Both of my row mates are men. The one by the bulkhead is already snoring softly, his head against the window. The man on the aisle more than fills his seat, broad shoulders, thick neck, his knees smashed against the folded tray table. He winces each time the mother shifts her weight. He has a grown-out crew cut and large hands. No ring. He could be a mercenary, or a priest, or a programmer. I cannot know. Again, the rules. He smiles as he stands to let me in.

“Miserable day to fly,” he says. He has a deep, pleasant voice.

“Yes, it is,” I reply, and meet his eye.

I take my seat in the middle. I snap the buckle and my job is finished.

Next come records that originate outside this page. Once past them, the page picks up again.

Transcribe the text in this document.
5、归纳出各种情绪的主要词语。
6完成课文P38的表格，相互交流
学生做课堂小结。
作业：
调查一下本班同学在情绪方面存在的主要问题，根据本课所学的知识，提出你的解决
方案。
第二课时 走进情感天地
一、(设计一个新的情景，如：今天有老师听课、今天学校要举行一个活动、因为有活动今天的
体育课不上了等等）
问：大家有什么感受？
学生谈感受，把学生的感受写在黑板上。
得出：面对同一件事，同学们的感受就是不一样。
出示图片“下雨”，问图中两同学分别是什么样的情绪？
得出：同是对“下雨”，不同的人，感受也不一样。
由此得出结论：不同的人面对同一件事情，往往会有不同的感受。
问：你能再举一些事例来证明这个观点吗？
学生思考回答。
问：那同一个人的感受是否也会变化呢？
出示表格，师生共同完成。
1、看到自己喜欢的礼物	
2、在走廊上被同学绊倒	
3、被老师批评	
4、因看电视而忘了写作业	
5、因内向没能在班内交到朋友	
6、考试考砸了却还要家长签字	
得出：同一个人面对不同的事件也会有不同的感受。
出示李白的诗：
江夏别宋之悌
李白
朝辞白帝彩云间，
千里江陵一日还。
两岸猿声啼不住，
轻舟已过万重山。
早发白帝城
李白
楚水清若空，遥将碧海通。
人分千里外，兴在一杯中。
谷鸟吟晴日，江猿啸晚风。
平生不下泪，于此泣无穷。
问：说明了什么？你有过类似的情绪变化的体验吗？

With the click of the seat belt, my vision clears and I see what I have done.

The news will report a hundred and sixty passengers burned to death at impact — and two survivors. An unscathed miracle child in the next to last row, and the desperately-injured man who pulled the child from the wreckage and kept him alive and warm for thirty-one hours in the midst of a raging snowstorm.

The news will report that the body temperature of the man — Gordon, who now squirms to get comfortable in the too-small seat — showed that he died of his injuries and exposure less than an hour before the first exhausted rescuers arrived, his body curled around the baby, whom he had wrapped in his coat.

The door closes, and the flight attendants begin their passenger instructions.

Gordon stops shifting to listen. “I hate flying,” he says.

“Crashing is worse,” I mutter. In front of us, the mother finds what she’s looking for and straightens. I see her shadow between the seats as she leans toward the baby, and the baby giggles.

Gordon gives me a sharp look, then chuckles. He unzips his coat.

“You might want to keep that on,” I say. “These late flights can get chilly.”

“Yeah. You’re right.” He leans back and crosses his arms as the plane pulls away from the terminal.